Le palmarès des idiots patentés

Adeptes de Darwin (ici peint par John Collier), les auteurs voient dans la «Male Idiot Theory» un phénomène relevant probablement de la sélection naturelle.
Photo: John Collier / CC Adeptes de Darwin (ici peint par John Collier), les auteurs voient dans la «Male Idiot Theory» un phénomène relevant probablement de la sélection naturelle.

Chaque année, le vénérable British Medical Journal (BMJ) publie en décembre une sélection d’articles quelque peu facétieux. Sur la forme, ces publications arborent tout le sérieux et tous les attributs habituellement exigés par la revue de référence. Mais sur le fond, elles s’autorisent un petit pas de côté

Cette année, le BMJ a décidé de frapper fort. Il consacre son titre principal à une étude britannique démontrant la « différence des sexes dans les conduites stupides ». Pour ce faire, le journal a puisé parmi les lauréats des Darwin Awards, des prix décernés en Californie à ceux qui « ont choisi d’améliorer le patrimoine génétique de l’espèce… en s’en extrayant définitivement ». Bref, ces prix honorent les morts les plus bêtes.

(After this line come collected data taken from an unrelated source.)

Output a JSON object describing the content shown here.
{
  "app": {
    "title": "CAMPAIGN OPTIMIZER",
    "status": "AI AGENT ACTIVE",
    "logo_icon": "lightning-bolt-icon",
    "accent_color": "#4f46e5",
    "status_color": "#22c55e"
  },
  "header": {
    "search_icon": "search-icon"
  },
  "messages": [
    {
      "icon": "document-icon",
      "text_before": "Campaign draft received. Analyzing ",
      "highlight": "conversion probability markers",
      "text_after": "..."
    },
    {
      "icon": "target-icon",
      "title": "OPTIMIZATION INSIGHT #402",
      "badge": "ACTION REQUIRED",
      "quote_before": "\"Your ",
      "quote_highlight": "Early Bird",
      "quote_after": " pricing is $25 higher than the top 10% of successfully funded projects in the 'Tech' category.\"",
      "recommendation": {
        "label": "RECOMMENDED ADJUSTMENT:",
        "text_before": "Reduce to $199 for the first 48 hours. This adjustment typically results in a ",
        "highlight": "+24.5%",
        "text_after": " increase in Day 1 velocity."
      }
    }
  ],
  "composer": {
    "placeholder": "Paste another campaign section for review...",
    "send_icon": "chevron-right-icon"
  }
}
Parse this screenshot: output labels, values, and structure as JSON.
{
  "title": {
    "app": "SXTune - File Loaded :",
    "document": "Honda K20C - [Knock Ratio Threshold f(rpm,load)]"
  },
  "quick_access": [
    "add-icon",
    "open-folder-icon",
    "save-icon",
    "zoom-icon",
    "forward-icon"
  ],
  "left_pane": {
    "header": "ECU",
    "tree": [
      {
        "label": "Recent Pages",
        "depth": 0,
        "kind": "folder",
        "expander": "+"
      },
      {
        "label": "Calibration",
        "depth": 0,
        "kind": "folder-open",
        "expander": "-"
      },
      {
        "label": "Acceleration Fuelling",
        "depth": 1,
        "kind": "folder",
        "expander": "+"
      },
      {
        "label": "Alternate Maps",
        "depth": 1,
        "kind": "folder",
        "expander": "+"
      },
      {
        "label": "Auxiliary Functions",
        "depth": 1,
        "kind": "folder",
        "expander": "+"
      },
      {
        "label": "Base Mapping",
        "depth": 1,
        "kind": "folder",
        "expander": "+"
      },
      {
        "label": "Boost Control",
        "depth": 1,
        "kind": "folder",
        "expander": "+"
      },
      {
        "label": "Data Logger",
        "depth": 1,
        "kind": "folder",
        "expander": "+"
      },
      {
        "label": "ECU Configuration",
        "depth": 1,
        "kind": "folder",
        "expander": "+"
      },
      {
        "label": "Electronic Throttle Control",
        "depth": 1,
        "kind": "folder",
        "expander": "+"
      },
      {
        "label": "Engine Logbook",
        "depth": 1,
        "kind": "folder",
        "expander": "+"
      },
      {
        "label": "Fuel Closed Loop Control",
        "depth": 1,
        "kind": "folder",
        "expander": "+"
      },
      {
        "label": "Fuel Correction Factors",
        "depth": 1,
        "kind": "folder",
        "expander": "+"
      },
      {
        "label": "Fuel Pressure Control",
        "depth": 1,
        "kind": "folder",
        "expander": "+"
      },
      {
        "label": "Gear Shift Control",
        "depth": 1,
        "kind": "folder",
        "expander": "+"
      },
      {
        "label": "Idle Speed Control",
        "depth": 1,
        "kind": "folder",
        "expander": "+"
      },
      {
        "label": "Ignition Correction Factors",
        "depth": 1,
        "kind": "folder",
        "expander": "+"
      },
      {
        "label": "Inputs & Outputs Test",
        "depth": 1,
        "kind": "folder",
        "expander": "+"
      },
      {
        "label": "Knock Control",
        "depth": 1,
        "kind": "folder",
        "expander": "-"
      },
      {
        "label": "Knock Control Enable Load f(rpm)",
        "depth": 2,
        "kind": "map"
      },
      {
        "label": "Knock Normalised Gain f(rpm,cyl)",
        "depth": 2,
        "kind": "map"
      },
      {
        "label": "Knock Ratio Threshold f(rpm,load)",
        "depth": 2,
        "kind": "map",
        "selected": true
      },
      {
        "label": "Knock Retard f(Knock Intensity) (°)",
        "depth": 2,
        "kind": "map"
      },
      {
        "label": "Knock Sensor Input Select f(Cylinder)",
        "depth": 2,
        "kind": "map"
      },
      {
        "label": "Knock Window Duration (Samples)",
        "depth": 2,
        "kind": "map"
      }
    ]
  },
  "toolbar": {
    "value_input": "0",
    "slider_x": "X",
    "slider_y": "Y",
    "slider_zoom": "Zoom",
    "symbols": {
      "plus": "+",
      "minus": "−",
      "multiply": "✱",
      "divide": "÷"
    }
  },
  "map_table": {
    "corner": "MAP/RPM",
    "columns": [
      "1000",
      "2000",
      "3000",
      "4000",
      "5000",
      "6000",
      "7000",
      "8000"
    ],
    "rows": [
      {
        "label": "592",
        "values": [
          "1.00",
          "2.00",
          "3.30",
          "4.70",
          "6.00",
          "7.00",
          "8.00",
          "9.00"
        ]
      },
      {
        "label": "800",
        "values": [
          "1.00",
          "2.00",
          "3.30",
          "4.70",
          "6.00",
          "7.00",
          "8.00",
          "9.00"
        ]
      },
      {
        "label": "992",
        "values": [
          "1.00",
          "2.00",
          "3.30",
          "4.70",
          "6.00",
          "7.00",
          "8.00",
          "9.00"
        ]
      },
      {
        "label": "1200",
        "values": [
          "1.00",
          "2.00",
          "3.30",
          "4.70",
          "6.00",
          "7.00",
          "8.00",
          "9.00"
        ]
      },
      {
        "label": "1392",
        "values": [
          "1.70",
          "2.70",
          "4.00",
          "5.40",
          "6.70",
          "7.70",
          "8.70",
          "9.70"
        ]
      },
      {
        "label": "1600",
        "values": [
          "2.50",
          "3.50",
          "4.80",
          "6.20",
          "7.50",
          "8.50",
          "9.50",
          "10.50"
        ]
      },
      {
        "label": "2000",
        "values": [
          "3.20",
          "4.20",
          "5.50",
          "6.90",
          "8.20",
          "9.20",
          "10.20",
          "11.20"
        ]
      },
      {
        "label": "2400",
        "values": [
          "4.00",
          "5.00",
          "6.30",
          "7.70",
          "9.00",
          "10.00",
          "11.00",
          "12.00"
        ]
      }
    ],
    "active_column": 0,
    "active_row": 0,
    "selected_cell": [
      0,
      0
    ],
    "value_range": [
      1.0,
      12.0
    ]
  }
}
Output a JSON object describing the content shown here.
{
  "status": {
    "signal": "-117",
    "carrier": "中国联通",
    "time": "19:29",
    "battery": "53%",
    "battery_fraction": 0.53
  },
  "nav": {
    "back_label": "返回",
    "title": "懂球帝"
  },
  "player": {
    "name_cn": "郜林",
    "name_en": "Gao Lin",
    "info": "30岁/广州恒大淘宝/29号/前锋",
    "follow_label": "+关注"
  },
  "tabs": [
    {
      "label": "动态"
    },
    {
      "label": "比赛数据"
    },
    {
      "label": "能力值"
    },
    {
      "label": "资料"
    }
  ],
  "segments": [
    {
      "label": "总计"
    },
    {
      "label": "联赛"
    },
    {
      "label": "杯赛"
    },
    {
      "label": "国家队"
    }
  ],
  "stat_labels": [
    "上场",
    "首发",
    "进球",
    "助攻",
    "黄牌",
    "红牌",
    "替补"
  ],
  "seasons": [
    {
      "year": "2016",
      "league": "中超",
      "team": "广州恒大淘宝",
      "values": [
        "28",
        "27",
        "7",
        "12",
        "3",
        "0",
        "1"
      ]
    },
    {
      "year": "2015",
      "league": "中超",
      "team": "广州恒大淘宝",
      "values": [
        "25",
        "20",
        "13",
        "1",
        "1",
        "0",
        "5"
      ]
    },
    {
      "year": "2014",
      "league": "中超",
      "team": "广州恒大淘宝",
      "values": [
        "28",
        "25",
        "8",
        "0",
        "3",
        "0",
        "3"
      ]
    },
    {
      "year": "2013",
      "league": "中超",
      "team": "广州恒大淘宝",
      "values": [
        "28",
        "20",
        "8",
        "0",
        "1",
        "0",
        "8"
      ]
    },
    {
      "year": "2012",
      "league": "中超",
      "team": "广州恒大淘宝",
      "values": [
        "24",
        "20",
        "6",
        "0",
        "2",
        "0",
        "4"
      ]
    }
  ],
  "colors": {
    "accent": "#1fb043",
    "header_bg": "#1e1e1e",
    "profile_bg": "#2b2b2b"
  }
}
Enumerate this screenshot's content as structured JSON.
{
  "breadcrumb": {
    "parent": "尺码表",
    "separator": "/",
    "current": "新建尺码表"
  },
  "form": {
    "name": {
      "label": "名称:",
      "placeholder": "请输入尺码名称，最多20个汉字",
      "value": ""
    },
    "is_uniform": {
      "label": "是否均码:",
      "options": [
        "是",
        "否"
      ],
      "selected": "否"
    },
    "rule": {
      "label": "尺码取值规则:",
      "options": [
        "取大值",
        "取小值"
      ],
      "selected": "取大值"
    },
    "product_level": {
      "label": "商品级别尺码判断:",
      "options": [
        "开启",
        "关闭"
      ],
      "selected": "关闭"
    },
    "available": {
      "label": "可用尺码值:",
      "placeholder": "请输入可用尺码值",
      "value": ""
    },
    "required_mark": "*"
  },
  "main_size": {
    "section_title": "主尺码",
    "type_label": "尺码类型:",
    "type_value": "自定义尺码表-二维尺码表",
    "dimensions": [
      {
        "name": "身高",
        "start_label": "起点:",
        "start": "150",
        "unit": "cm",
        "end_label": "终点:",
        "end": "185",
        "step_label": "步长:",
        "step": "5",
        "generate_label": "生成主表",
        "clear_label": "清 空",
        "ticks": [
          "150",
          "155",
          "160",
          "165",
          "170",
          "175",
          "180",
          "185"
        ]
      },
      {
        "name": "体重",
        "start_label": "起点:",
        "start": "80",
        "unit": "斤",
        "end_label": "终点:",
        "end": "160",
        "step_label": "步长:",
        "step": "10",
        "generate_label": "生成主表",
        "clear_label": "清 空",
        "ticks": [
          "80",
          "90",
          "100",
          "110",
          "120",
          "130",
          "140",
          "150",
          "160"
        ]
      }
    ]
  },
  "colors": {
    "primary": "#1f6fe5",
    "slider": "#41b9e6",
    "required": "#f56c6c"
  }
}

L’imagination humaine mise au service de la bêtise

Le site des Darwin Awards offre ainsi un joli concentré de l’imagination humaine mise au service de la bêtise. On y découvre cet habitant de Louisburg (Caroline du Nord) qui saute d’un avion pour filmer des parachutistes… en oubliant de porter lui-même un parachute ; ce Texan qui court après une canette de bière et se fait écraser par un camion ; ce braconnier polonais qui pêchait à l’électricité et subit le même sort que ses proies après être tombé à l’eau. Mention spéciale pour Garry Hoy, notaire de 39 ans : en voulant démontrer à des étudiants la solidité des vitres d’un immeuble de Toronto, il a chuté du 24e étage parce que l’une d’elles n’a pas résisté à son coup d’épaule. Le prix du jury revient à un apprenti terroriste tué par sa propre lettre piégée, celle-ci lui ayant été retournée faute de timbre.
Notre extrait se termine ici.